Einwand: Es gibt Stadtbewohner, welche gerne auf die Zelte und die Stände und die Immissionen während des Blue Balls am Schweizerhofquai verzichten würden. Aber sie sind machtlos. Monika Litscher: «Es ist auch Aufgabe der Hochschule, mit ihrer Projektarbeit auf solche Entwicklungen hinzuweisen und genau jenen Leuten eine Stimme zu geben, die sich nicht Gehör verschaffen können.»

Und die Fussgänger-Passagen, die einfach verschwinden? «Das ist Ausdruck der Kommerzialisierung des öffentlichen Raumes. Es geht dort ums Einkaufen, nicht ums Verweilen und Nichtstun.»

Bahnhofstrasse: Verkehrsfrei verlangt Aufwertung

Ein anderes Thema ist das Projekt einer verkehrsfreien Bahnhofstrasse. Das habe nur dann eine Zukunft, wenn die Strasse aufgewertet werde, sagt Otti Gmür. «Das wird nicht so einfach sein. Es gibt dort die Hauptpost, dann den Swisscom-Laden und anschliessend die Migros-Bank. Keine dieser Institutionen hat irgendeine Ausstrahlung auf die Strasse. Also frage ich mich, was auf der Bahnhofstrasse möglich wäre. Die SP spricht von einer Flaniermeile – flanieren heisst, ich werde gesehen und ich sehe. Aber was denn?»

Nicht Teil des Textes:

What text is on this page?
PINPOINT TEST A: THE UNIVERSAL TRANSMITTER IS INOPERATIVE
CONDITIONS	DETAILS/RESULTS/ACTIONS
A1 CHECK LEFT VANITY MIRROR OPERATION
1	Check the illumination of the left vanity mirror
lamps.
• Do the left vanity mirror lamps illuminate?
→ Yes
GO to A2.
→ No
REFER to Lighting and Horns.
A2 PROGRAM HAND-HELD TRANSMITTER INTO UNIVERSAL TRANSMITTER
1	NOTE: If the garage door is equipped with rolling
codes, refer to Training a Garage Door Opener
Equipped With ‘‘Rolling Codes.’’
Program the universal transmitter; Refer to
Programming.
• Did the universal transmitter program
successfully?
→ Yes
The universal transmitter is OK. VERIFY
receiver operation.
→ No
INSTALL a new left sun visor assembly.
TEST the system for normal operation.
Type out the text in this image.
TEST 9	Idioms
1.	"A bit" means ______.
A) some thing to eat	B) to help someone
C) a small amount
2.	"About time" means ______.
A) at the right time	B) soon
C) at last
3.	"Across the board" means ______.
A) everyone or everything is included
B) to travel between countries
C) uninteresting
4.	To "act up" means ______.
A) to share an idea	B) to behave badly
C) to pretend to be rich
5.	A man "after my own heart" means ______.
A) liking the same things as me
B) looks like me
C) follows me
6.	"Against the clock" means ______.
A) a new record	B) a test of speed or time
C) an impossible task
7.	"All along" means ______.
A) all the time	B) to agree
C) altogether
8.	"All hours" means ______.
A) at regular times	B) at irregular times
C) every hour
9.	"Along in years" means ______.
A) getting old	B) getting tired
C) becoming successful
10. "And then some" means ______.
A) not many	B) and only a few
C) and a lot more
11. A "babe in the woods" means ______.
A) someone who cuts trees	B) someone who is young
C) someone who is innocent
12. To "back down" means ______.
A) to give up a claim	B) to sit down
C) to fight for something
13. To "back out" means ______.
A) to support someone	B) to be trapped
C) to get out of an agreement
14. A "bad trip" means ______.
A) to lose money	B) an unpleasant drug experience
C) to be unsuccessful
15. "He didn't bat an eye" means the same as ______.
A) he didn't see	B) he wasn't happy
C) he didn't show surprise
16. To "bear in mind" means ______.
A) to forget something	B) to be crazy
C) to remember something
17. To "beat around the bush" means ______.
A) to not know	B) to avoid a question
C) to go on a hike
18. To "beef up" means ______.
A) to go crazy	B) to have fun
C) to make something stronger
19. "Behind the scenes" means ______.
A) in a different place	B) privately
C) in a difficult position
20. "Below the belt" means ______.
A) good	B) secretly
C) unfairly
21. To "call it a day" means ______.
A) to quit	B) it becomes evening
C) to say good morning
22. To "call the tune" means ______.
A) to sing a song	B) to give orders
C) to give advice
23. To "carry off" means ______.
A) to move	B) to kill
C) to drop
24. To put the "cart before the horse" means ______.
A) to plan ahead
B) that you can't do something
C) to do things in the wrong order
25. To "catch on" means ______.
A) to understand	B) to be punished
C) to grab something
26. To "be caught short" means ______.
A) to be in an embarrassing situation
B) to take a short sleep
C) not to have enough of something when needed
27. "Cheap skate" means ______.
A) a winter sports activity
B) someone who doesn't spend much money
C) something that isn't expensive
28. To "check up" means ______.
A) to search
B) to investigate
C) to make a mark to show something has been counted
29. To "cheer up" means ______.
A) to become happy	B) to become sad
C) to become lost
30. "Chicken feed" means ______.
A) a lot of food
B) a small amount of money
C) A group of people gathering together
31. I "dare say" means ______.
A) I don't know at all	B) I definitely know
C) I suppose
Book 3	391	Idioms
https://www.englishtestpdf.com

Eine verkehrsfreie Bahnhofstrasse könnte zum Beispiel Ausweichplatz werden für das Blue Balls-Festival. Dann müsste nicht die Quaipromenade für zehn Tage verstellt werden, einer der schönsten Orte von Luzern. Auch die Zelte auf dem Europaplatz fänden an der Bahnhofstrasse Raum. Der KKL-Vorplatz ist aus architektonischer Sicht ohnehin nicht für diese Zeltgastronomie geschaffen. Wer in der Stadt nicht zu Fuss unterwegs ist, sieht diese Belastungen gar nicht.

Die extreme Ausnützung des öffentlichen Raumes verhindert genau das, was viele Menschen wollen: absichtsloses Schlendern, spazieren. «Die Sorge um den öffentlichen Raum in der Stadt müsste alle Beteiligten und Betroffenen in der Stadt beschäftigen, bis zum Stadtpräsidenten», sagt Otti Gmür.

Ein Übungsfeld für die Demokratie

Wie schaffen wir dieses Bewusstsein? Braucht es eine neue städtische Kommission dafür? Für Monika Litscher ist die Thematik hochbrisant. «Die Nutzung des öffentlichen Raumes wird heute verstärkt ökonomisch gelenkt. Wir plädieren dafür, dass das Verhalten in diesem Raum zu einem Lernprozess wird. Das ist ein Übungsfeld für die Demokratie.»  

Vielleicht kann das «Projekt Stadtraum Luzern», das aktuell von der Hochschule zusammen mit dem Ressort Stadtgestaltung in der Baudirektion aufgegleist worden ist, das Bewusstsein schärfen. «Es geht darum, dass Kriterien für die Nutzung des öffentlichen Raumes erarbeitet werden», sagt Stadtarchitekt Rehsteiner. Doch der Trend sei eindeutig. «Wir erleben eine Mediterranisierung des öffentlichen Raumes. Das ist die positive Seite. Negativ ist dabei, dass Teile dieses Raumes dem Einzelnen entzogen werden.»